I found myself assenting to Wood on every page, except on page 11, where he refers to what Empson saw as “the invasion of English and American universities by hordes of Christian critics.” I don’t recall the hordes or the invasion. The Christian critics in those years were few: T. S. Eliot, W. K. Wimsatt, Walter Ong, and the one that Empson professed himself glad not to have read, Hugh Kenner. That critic read Empson (Gnomon, 1958, pp. 249–262) so spiritedly that I wish I could have heard a conversation, which never happened, between Kenner and Wood on the poems.
In On Empson Wood reads about ten poems, some well known, others not.
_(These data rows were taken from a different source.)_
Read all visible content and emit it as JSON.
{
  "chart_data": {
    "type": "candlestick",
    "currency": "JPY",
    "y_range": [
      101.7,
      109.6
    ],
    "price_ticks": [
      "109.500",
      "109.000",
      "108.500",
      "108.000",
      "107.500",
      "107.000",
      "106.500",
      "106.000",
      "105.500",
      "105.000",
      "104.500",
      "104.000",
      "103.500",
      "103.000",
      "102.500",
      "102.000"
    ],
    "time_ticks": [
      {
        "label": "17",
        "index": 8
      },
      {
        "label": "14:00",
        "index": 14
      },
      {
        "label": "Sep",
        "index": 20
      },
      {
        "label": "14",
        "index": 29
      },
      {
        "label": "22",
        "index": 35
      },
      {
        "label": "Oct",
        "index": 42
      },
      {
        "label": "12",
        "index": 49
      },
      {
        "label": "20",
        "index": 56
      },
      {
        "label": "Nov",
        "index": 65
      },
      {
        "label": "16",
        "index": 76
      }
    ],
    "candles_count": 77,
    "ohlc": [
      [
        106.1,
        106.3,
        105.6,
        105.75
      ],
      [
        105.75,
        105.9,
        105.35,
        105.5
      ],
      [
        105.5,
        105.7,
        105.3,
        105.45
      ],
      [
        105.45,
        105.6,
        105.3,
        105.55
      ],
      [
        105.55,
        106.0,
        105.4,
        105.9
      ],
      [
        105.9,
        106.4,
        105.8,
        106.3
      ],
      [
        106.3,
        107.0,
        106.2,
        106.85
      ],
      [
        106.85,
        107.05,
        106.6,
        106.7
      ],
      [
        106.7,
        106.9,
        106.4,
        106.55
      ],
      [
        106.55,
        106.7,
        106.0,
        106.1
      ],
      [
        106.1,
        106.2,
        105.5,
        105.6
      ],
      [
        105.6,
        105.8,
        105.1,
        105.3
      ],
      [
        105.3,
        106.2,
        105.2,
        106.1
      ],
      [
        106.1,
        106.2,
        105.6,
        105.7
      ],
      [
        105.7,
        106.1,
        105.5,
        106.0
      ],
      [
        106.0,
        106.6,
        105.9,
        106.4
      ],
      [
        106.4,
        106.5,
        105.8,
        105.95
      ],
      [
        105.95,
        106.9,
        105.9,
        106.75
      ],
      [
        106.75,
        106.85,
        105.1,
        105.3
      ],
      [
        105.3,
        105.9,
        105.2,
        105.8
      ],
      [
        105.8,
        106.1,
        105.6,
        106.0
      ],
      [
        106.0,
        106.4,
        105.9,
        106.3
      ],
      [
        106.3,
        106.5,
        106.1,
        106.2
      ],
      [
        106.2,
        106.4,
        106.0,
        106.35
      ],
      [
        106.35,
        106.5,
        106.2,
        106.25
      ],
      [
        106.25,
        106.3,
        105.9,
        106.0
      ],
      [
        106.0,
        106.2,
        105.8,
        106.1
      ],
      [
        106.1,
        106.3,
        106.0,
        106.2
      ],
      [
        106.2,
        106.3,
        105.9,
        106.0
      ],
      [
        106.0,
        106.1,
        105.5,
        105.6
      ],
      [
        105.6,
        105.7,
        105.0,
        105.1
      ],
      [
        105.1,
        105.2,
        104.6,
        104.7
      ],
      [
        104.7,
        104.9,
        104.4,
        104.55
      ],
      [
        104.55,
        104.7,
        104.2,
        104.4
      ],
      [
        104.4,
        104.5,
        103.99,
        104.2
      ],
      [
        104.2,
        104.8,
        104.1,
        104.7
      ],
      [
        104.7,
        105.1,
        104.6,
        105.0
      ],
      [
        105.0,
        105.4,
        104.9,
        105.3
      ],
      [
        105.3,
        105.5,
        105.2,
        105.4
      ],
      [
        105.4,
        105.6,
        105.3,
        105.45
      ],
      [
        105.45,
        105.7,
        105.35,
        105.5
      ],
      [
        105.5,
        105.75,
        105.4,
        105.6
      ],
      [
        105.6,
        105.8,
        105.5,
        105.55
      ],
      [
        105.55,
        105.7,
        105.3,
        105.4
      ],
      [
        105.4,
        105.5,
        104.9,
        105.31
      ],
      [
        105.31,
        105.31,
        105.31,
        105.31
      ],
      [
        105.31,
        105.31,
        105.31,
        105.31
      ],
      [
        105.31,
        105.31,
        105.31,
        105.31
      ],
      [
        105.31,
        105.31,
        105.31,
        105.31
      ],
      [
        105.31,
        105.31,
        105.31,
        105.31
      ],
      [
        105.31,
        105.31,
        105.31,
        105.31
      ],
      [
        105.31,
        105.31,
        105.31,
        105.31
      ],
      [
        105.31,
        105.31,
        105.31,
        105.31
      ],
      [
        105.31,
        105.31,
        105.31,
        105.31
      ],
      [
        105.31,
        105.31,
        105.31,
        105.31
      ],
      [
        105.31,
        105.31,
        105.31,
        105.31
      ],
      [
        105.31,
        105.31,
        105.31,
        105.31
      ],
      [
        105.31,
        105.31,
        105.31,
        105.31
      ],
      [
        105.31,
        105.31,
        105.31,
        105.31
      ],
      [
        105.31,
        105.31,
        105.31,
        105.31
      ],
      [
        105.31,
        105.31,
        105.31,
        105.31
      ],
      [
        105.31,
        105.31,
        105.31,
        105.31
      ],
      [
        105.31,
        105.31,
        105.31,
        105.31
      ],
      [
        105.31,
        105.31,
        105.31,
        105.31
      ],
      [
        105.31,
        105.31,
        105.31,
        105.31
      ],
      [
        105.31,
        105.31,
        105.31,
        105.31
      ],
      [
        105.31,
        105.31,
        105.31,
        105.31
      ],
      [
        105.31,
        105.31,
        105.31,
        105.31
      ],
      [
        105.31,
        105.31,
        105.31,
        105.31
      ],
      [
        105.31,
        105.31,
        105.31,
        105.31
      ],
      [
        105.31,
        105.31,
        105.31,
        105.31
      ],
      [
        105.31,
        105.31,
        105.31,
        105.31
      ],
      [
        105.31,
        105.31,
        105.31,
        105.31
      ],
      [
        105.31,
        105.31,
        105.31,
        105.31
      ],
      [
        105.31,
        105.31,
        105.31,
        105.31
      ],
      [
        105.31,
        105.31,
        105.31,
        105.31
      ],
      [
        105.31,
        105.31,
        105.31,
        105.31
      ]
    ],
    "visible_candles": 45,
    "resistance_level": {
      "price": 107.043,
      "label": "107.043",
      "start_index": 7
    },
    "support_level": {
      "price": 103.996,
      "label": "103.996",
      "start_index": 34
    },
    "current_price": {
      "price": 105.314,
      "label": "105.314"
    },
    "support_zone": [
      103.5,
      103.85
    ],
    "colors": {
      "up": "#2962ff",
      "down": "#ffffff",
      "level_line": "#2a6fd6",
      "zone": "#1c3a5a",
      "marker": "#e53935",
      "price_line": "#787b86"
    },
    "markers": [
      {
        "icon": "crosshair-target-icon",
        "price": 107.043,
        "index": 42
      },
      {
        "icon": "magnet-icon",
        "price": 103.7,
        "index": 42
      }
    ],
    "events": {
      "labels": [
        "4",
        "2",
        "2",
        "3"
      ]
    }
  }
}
His method is explication, paraphrase. When I was young, we were warned against this method; it was alleged to be fatally misleading. But Wood knows that, without it, it would be impossible to enter Empson’s poems. He is also splendid in quoting relevancies from other sources—as from J. L. Austin’s Philosophical Papers: “We may cheerfully subscribe to, or have the grace to be torn between, simply disparate ideals.” I would want to ask Austin how much weight I should put on “cheerfully” and “subscribe.”
The poems that Professor Wood chooses are hard enough but not the hardest. As it happened, I had been reading a long, arduous commentary on Empson’s “The Teasers” by Mark Thompson in the May/June issue of the PN Review. This poem was once held to be accessible. Empson included it in readings (but not in the one I attended), recorded it, let it be anthologized, put it in The Gathering Storm (1940) but later told Christopher Ricks that “it doesn’t make sense, you can’t find out what it’s about.” Even after Thompson’s commentary, I feel blank about it. Wood lets it alone, concentrating on “To an Old Lady,” “Villanelle,” “This Last Pain,” “Autumn on Nan-Yueh,” “Note on Local Flora,” and several other poems he likes. His readings seem to me always honorable, highly intelligent, the sort I would like to hear in one of his lectures at Princeton.
On Empson
Michael Wood
Princeton University Press, $22.95, 224 pp.